Public housing estate in Yau Tong, Hong Kong

Ko Yee Estate (高怡邨) is a public housing estate in Yau Tong, Kowloon, Hong Kong. It is built as a part of the demolished Ko Chiu Road Estate. The estate comprises four blocks offering 1,300 units completed between 1994 and 2000.

==Background==
The estate was formerly known as blocks 3 to 6 of Ko Chiu Road Estate, it was completed in 1972 and the demolition project started in 1991. The blocks were only 19 years old at the time of demolition.
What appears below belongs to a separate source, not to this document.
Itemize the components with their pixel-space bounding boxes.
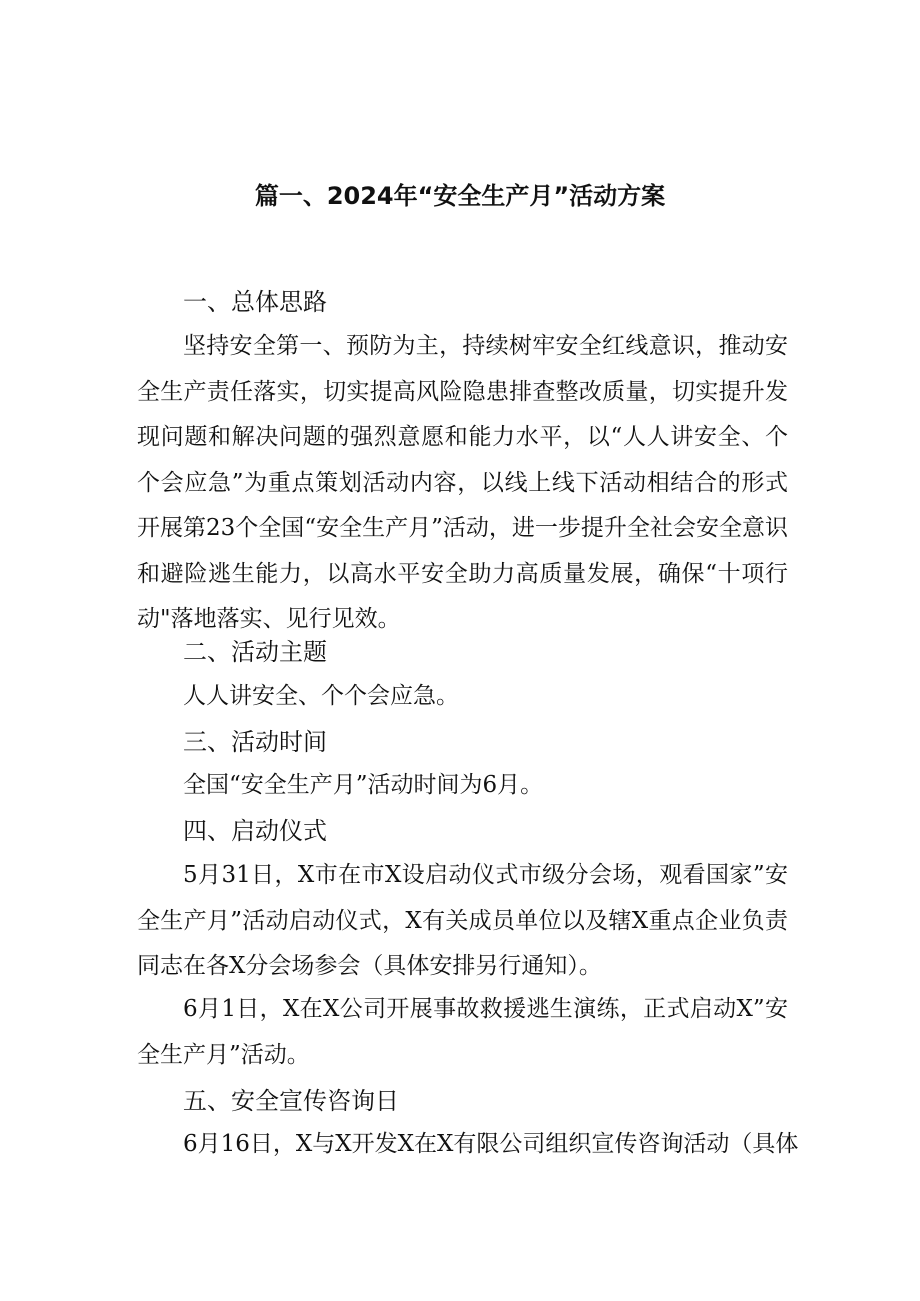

Four new houses were rebuilt as part of the demolished Ko Chiu Road Estate.

==Houses==

| Name | Chinese name | Building type | Completed |
| Ko Chi House | 高志樓 | Harmony 1 | 1994 |
| Ko Yuen House | 高遠樓 |
| Ko Shing House | 高盛樓 | Small Household Block | 2000 |
| Ko Yuet House | 高悅樓 |

==Demographics==
According to the 2016 by-census, Ko Yee Estate had a population of 3,326. The median age was 46.4 and the majority of residents (99.1 per cent) were of Chinese ethnicity. The average household size was 2.8 people. The median monthly household income of all households (i.e. including both economically active and inactive households) was HK$23,360.

==Politics==
Ko Yee Estate is located in Yau Tong East constituency of the Kwun Tong District Council. It is currently represented by Ricky Kung Chun-ki, who was elected in the 2019 elections.